INfluencia: comment percevez-vous les besoins des gens en matière culinaire?
Alain Passard: quand je regarde quelqu’un, je sais ce dont il a envie. Un grain de peau, un regard, un teint, et une lumière du visage peuvent me donner beaucoup d’indications sur la composition d’un menu à mijoter pour une personne.
INfluencia: qu’est ce qui vous inspire dans votre métier?
Alain Passard: tout m’inspire dans ce que je fais. Pour moi, le visuel est déterminant. J’aime avoir le regard capté par une texture, un mouvement, un geste, un mot, ou une température, et ensuite me laisser porter par cet instant et m’en servir pour imaginer une conjugaison gustative ou olfactive.
INfluencia: vous avez été le premier à cuisiner à base de légumes et d’herbes provenant de vos potagers. Aujourd’hui la mode est aux « locavores »**. Que pensez-vous de cette tendance?

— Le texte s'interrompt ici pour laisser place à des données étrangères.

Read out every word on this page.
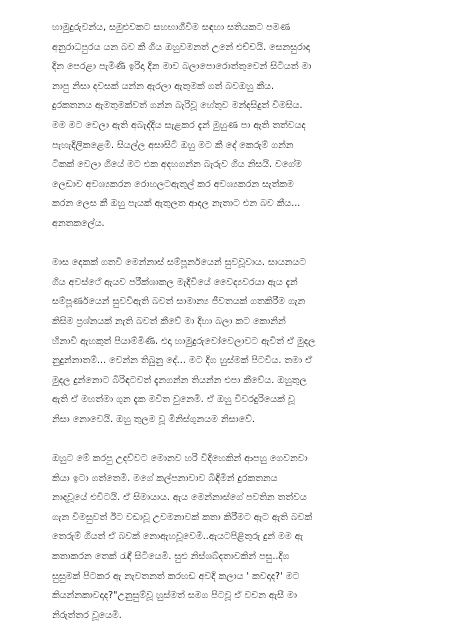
හාමුදුරුවන්ය, සමුළුවකට සහභාගීවීම සඳහා සතියකට පමණ
අනුරාධපුරය යන බව කී ගිය ඔහුවමනත් උනේ එච්චයි. සෙනසුරාදා
දින පෙරළා පැමිණි ඉරිදා දින මාව බලාපොරොත්තුවෙන් සිටියත් මා
නාපු නිසා දවසක් යන්න ඇරලා ඇතුමක් ගත් බවඔහු කීය.
දුරකතනය ඇමතුමක්වත් ගන්න බැරිවූ හේතුව මන්දසිදුත් විමසිය.
මම මට වෙලා ඇති අබැද්දිය සැළකර දැන් මුහුණ පා ඇති තත්වයද
පැහැදිලිකළෙමි. සියල්ල අසාසිටි ඔහු මට කී දේ කෙරුම් ගන්න
ටිකක් වෙලා ගියේ මට එක අදහගන්න බැරුව ගිය නිසයි. වගේම
ලෙඩාව අවශ්‍යකරන රොහලටඇතුල් කර අවශ්‍යකරන සැත්කම
කරන ලෙස කී ඔහු පැයක් ඇතුලත ආදල නැතාට එන බව කීය...
අනතකලේය.
මාස දෙකක් ගතවී මෙන්නාස් සම්පූර්නයෙන් සුවවූවාය. සායනයට
ගිය අවස්ථේ ඇයව පරීක්ශාකල මැදිවියේ වෛද්‍යවරයා ඇය දැන්
සම්පූර්ණයෙන් සුවවීඇති බවත් සාමාන්‍ය ජීවතයක් ගතකිරීම ගැන
කිසිම ප්‍රශ්නයක් නැති බවත් කීවේ මා දිහා බලා කට කොනින්
හිනාවී ඇහකුත් පියාම්මිණි. එදා හාමුදුරුවෝවෙලාවට ඇවිත් ඒ මුදල
නුදුන්නාතම්... වෙන්න තිබුනු දේ... මට දිග හුස්මක් පිටවිය. තමා ඒ
මුදල දුන්නොට බිරිඳටවත් දැනගන්න තියන්න එපා කීවේය. ඔහුතුල
ඇති ඒ මහත්මා ගුන දැක මවිත වුනෙමි. ඒ ඔහු විවරදුරියෙක් වූ
නිසා නොවෙයි. ඔහු තුලම වූ මිනිස්ගුනයම නිසාවේ.
ඔහුට මේ කරපු උදව්වට මොනව හරි විදිහෙකින් ආපහු ගෙවනවා
කියා ඉටා ගත්තෙමි. මගේ කල්පනාවාව බිඳිමින් දුරකතනය
නාදවූයේ එවිටයි. ඒ සිමායාය. ඇය මෙන්නාස්ගේ පවතින තත්වය
ගැන විමසුවත් ඊට වඩාවූ උවමනාවක් කතා කිරීමට ඇට ඇති බවක්
තෙරුම් ගියත් ඒ බවක් නොඇහවූවෙමි..ඇයටපිළිතුරු දුන් මම ඇ
කතාකරන තෙක් රැඳී සිටියෙමි. සුළු නිස්ශබ්දතාවකින් පසු..දිග
සුසුමක් පිටකර ඇ නැවතනත් කරහඩ අවදි කලාය ' කවදාද?' මට
කියන්නකාවදාද?"උනුසුම්වූ හුස්මත් සමග පිටවූ ඒ වචන ඇසී මා
නිරුත්තර වූයෙමි.
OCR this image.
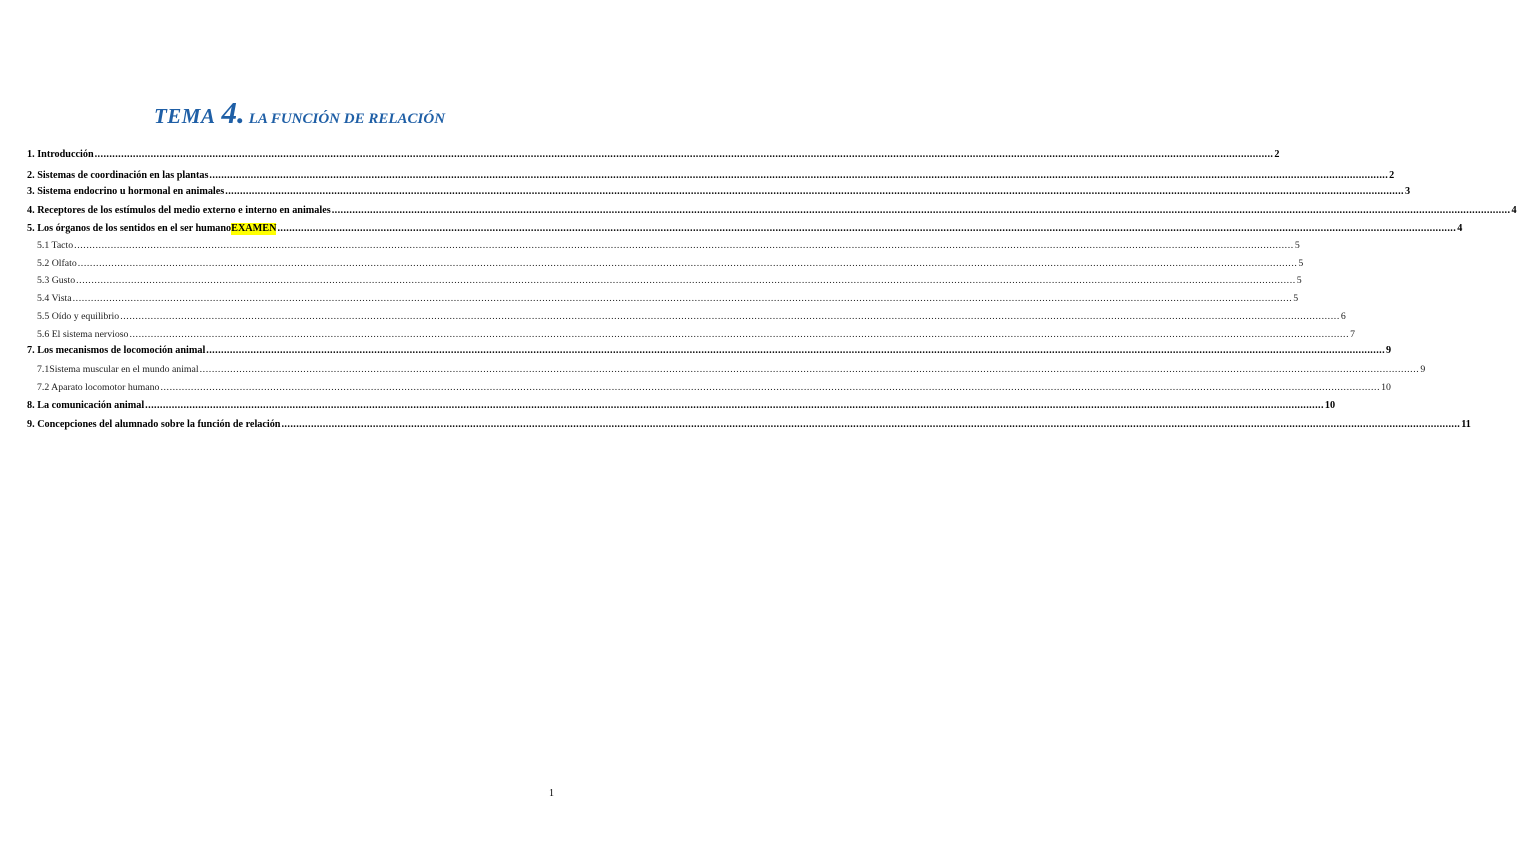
TEMA 4. LA FUNCIÓN DE RELACIÓN
1. Introducción ................................................................................................................................................................................................................................................................................................................................................................................................................ 2
2. Sistemas de coordinación en las plantas ................................................................................................................................................................................................................................................................................................................................................................................................................ 2
3. Sistema endocrino u hormonal en animales ................................................................................................................................................................................................................................................................................................................................................................................................................ 3
4. Receptores de los estímulos del medio externo e interno en animales ................................................................................................................................................................................................................................................................................................................................................................................................................ 4
5. Los órganos de los sentidos en el ser humano EXAMEN ................................................................................................................................................................................................................................................................................................................................................................................................................ 4
5.1 Tacto ................................................................................................................................................................................................................................................................................................................................................................................................................ 5
5.2 Olfato ................................................................................................................................................................................................................................................................................................................................................................................................................ 5
5.3 Gusto ................................................................................................................................................................................................................................................................................................................................................................................................................ 5
5.4 Vista ................................................................................................................................................................................................................................................................................................................................................................................................................ 5
5.5 Oído y equilibrio ................................................................................................................................................................................................................................................................................................................................................................................................................ 6
5.6 El sistema nervioso ................................................................................................................................................................................................................................................................................................................................................................................................................ 7
7. Los mecanismos de locomoción animal ................................................................................................................................................................................................................................................................................................................................................................................................................ 9
7.1Sistema muscular en el mundo animal ................................................................................................................................................................................................................................................................................................................................................................................................................ 9
7.2 Aparato locomotor humano ................................................................................................................................................................................................................................................................................................................................................................................................................ 10
8. La comunicación animal ................................................................................................................................................................................................................................................................................................................................................................................................................ 10
9. Concepciones del alumnado sobre la función de relación ................................................................................................................................................................................................................................................................................................................................................................................................................ 11
1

Alain Passard: mes jardins m’ont changé la vie. Pour moi, le légume est une résurrection culinaire. Cette cuisine légumière est une ivresse, car elle nous offre des possibilités formidables par rapport à la saisonnalité. Avoir son jardin est un privilège.

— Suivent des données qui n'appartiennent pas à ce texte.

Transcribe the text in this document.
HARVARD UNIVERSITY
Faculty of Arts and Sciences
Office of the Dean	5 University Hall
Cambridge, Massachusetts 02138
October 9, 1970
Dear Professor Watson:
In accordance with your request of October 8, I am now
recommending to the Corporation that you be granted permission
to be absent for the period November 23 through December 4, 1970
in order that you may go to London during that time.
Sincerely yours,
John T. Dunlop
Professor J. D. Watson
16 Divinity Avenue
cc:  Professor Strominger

Je veux faire du légume un grand crû et faire du jardinier le grand métier de demain… Avec nos 3 potagers sur 3 départements différents*, j’aime jouer avec la terre et le climat. Dans ma cuisine, je ne pense tomates et aubergines que 3 mois par an, et tout est ainsi.

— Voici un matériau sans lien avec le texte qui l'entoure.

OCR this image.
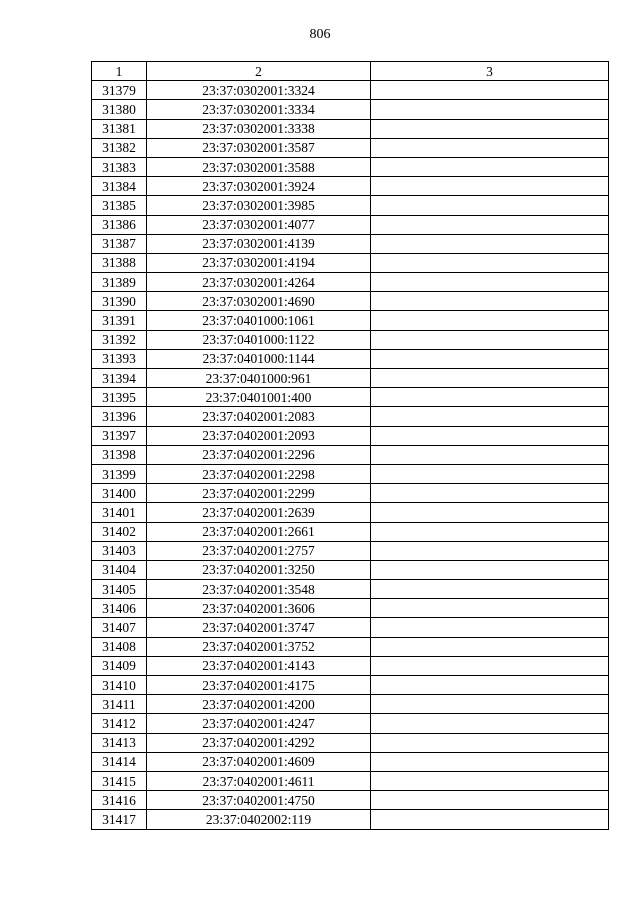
806
1	2	3
31379	23:37:0302001:3324	
31380	23:37:0302001:3334	
31381	23:37:0302001:3338	
31382	23:37:0302001:3587	
31383	23:37:0302001:3588	
31384	23:37:0302001:3924	
31385	23:37:0302001:3985	
31386	23:37:0302001:4077	
31387	23:37:0302001:4139	
31388	23:37:0302001:4194	
31389	23:37:0302001:4264	
31390	23:37:0302001:4690	
31391	23:37:0401000:1061	
31392	23:37:0401000:1122	
31393	23:37:0401000:1144	
31394	23:37:0401000:961	
31395	23:37:0401001:400	
31396	23:37:0402001:2083	
31397	23:37:0402001:2093	
31398	23:37:0402001:2296	
31399	23:37:0402001:2298	
31400	23:37:0402001:2299	
31401	23:37:0402001:2639	
31402	23:37:0402001:2661	
31403	23:37:0402001:2757	
31404	23:37:0402001:3250	
31405	23:37:0402001:3548	
31406	23:37:0402001:3606	
31407	23:37:0402001:3747	
31408	23:37:0402001:3752	
31409	23:37:0402001:4143	
31410	23:37:0402001:4175	
31411	23:37:0402001:4200	
31412	23:37:0402001:4247	
31413	23:37:0402001:4292	
31414	23:37:0402001:4609	
31415	23:37:0402001:4611	
31416	23:37:0402001:4750	
31417	23:37:0402002:119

INfluencia: peut-on cuisiner avec tout?
Alain Passard: pour moi en cuisine il n’y a pas d’interdit. Il n’y a qu’une seule règle: respecter les saisons, comme la nature l’a écrit
INfluencia: qu’est ce que la créativité pour vous?
Alain Passard : en cuisine créer est un bien grand mot. Avec mes potagers je me suis aperçu que la nature avait tout écrit et qu’en respectant les saisons je ne faisais plus d’erreurs dans la casserole.
INfluencia: Alain Passard est-il une marque? Avez-vous pour ambition de le devenir?
Alain Passard: Alain Passard est un artisan, un homme de main qui aime cuire, et assaisonner. J’aime chercher, être avec mes équipes, saluer mes clients, faire école. L’Arpège est un atelier, et je veux faire de la cuisine un art. D’où cette pratique quotidienne pour contribuer au bonheur de mes clients.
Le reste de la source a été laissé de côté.